Pour Henri Dahan, président du Collectif des associations et mouvements juifs de France, «Philippe de Villiers est aujourd'hui le seul homme politique français d'envergure nationale à dénoncer sans ambiguïté l'islamisation radicale de la France et ses conséquences». «Vos prises de position sur l'islamisme dans notre pays sont conformes à la pensée de nombreux juifs du pays», écrit Marc Stanislawski, secrétaire de la communauté juive de Vitry-sur-Seine. Pour Claude Barouch, président de l'Union des patrons et professionnels juifs de France, «il ne faut pas se tromper d'ennemis dans une période où la France doit faire face à des périls inquiétants».

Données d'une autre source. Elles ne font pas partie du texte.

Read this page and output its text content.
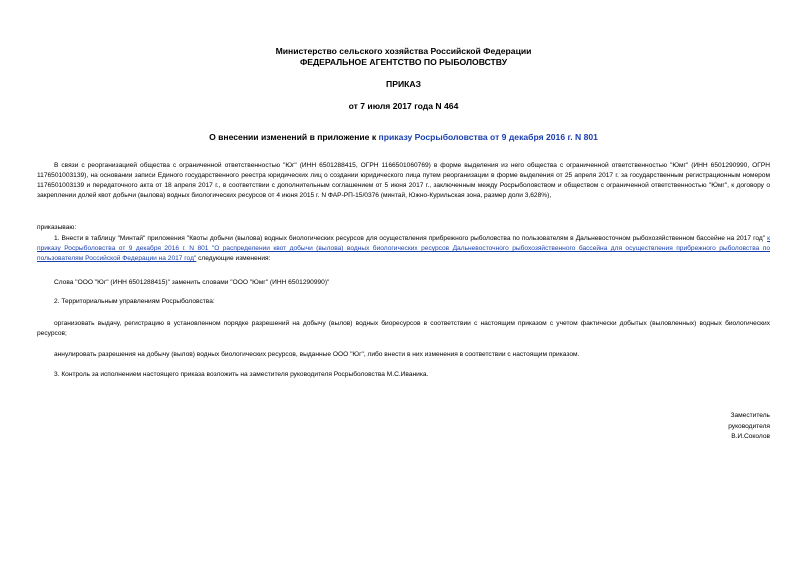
Министерство сельского хозяйства Российской Федерации
ФЕДЕРАЛЬНОЕ АГЕНТСТВО ПО РЫБОЛОВСТВУ
ПРИКАЗ
от 7 июля 2017 года N 464
О внесении изменений в приложение к приказу Росрыболовства от 9 декабря 2016 г. N 801
В связи с реорганизацией общества с ограниченной ответственностью "Юг" (ИНН 6501288415, ОГРН 1166501060769) в форме выделения из него общества с ограниченной ответственностью "Юмг" (ИНН 6501290990, ОГРН 1176501003139), на основании записи Единого государственного реестра юридических лиц о создании юридического лица путем реорганизации в форме выделения от 25 апреля 2017 г. за государственным регистрационным номером 1176501003139 и передаточного акта от 18 апреля 2017 г., в соответствии с дополнительным соглашением от 5 июня 2017 г., заключенным между Росрыболовством и обществом с ограниченной ответственностью "Юмг", к договору о закреплении долей квот добычи (вылова) водных биологических ресурсов от 4 июня 2015 г. N ФАР-РП-15/0376 (минтай, Южно-Курильская зона, размер доли 3,628%),
приказываю:
1. Внести в таблицу "Минтай" приложения "Квоты добычи (вылова) водных биологических ресурсов для осуществления прибрежного рыболовства по пользователям в Дальневосточном рыбохозяйственном бассейне на 2017 год" к приказу Росрыболовства от 9 декабря 2016 г. N 801 "О распределении квот добычи (вылова) водных биологических ресурсов Дальневосточного рыбохозяйственного бассейна для осуществления прибрежного рыболовства по пользователям Российской Федерации на 2017 год" следующие изменения:
Слова "ООО "Юг" (ИНН 6501288415)" заменить словами "ООО "Юмг" (ИНН 6501290990)"
2. Территориальным управлениям Росрыболовства:
организовать выдачу, регистрацию в установленном порядке разрешений на добычу (вылов) водных биоресурсов в соответствии с настоящим приказом с учетом фактически добытых (выловленных) водных биологических ресурсов;
аннулировать разрешения на добычу (вылов) водных биологических ресурсов, выданные ООО "Юг", либо внести в них изменения в соответствии с настоящим приказом.
3. Контроль за исполнением настоящего приказа возложить на заместителя руководителя Росрыболовства М.С.Иваника.
Заместитель
руководителя
В.И.Соколов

«Perte de repères». Patrick Klugman, vice-président de SOS Racisme et membre du comité directeur du Conseil représentatif des institutions juives de France (Crif), fait partie de ceux qui ont chassé Villiers de la tête du cortège de la manifestation. Il déplore une «perte de repères» : «Il y a dans la communauté des gens un peu apeurés et égarés qui pensent être victimes des Arabes et sont prêts à se tourner vers le premier discours venu. Ils croient que Philippe de Villiers est leur allié, d'autant qu'il fait preuve d'une grande démagogie à l'endroit de la communauté juive». Pour autant, Patrick Klugman ne croit pas à une extrême droitisation massive des juifs de France : «Il y a des enragés, mais les opinions modérées sont les plus nourries.»

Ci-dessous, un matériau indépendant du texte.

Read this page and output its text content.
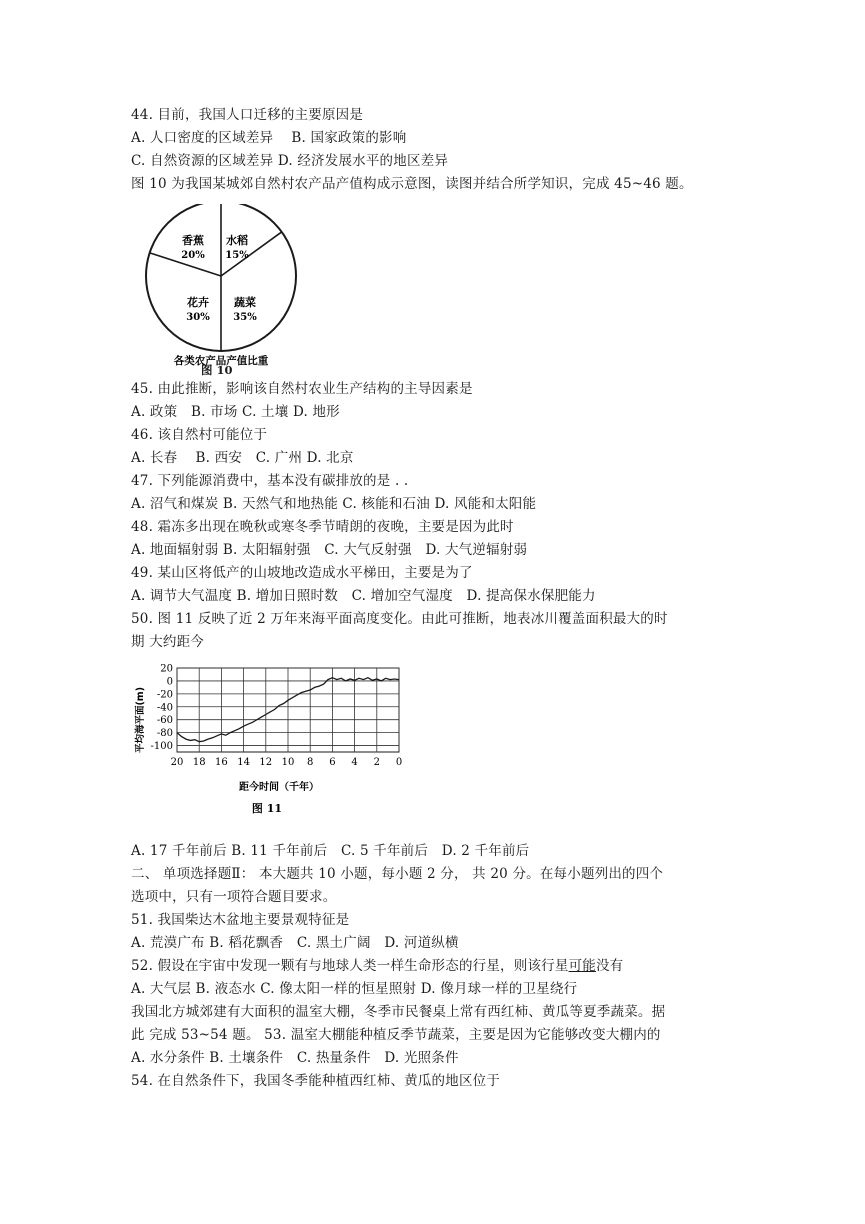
44. 目前，我国人口迁移的主要原因是
A. 人口密度的区域差异　 B. 国家政策的影响
C. 自然资源的区域差异 D. 经济发展水平的地区差异
图 10 为我国某城郊自然村农产品产值构成示意图，读图并结合所学知识，完成 45~46 题。
香蕉
20%
水稻
15%
蔬菜
35%
花卉
30%
各类农产品产值比重
图 10
45. 由此推断，影响该自然村农业生产结构的主导因素是
A. 政策　B. 市场 C. 土壤 D. 地形
46. 该自然村可能位于
A. 长春　 B. 西安　C. 广州 D. 北京
47. 下列能源消费中，基本没有碳排放的是 . .
A. 沼气和煤炭 B. 天然气和地热能 C. 核能和石油 D. 风能和太阳能
48. 霜冻多出现在晚秋或寒冬季节晴朗的夜晚，主要是因为此时
A. 地面辐射弱 B. 太阳辐射强　C. 大气反射强　D. 大气逆辐射弱
49. 某山区将低产的山坡地改造成水平梯田，主要是为了
A. 调节大气温度 B. 增加日照时数　C. 增加空气湿度　D. 提高保水保肥能力
50. 图 11 反映了近 2 万年来海平面高度变化。由此可推断，地表冰川覆盖面积最大的时
期 大约距今
20
0
-20
-40
-60
-80
-100
20 18 16 14 12 10 8 6 4 2 0
平均海平面(m)
距今时间（千年）
图 11
A. 17 千年前后 B. 11 千年前后　C. 5 千年前后　D. 2 千年前后
二、 单项选择题Ⅱ： 本大题共 10 小题，每小题 2 分， 共 20 分。在每小题列出的四个
选项中，只有一项符合题目要求。
51. 我国柴达木盆地主要景观特征是
A. 荒漠广布 B. 稻花飘香　C. 黑土广阔　D. 河道纵横
52. 假设在宇宙中发现一颗有与地球人类一样生命形态的行星，则该行星可能没有
A. 大气层 B. 液态水 C. 像太阳一样的恒星照射 D. 像月球一样的卫星绕行
我国北方城郊建有大面积的温室大棚，冬季市民餐桌上常有西红柿、黄瓜等夏季蔬菜。据
此 完成 53~54 题。 53. 温室大棚能种植反季节蔬菜，主要是因为它能够改变大棚内的
A. 水分条件 B. 土壤条件　C. 热量条件　D. 光照条件
54. 在自然条件下，我国冬季能种植西红柿、黄瓜的地区位于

Du côté des responsables communautaires juifs, on joue l'ambiguïté. Villiers a-t-il été invité au dîner du Crif, événement politico-mondain qui rassemble le tout-Paris ? «Je n'en ai pas l'impression, louvoie Roger Cukierman. M. de Villiers est une personnalité politique connue, mais je crois qu'on n'a jamais pensé à l'inviter.» Oubli réparé dès l'an prochain : «Nous avons des relations avec tous les partis, à part ceux que nous considérons comme infréquentables. Je pense que l'année prochaine nous inviterons M. de Villiers» Sur ses affinités avec l'homme politique, le président du Crif n'est pas plus clair : «Nous ne sommes pas proches de ses idées, le souverainisme notamment, mais, à notre égard, il n'a jamais commis d'impairs, d'ailleurs il n'a jamais été condamné par les tribunaux.» Sur le fond, le président du Crif n'a rien à redire aux thèses du président du MPF : «Je me suis fait communiquer les expressions qui avaient paru choquer certains. On m'a cité la formule "l'islam est le terreau de l'islamisme et l'islamisme est le terreau du terrorisme". Cela ne me paraît pas raciste par nature».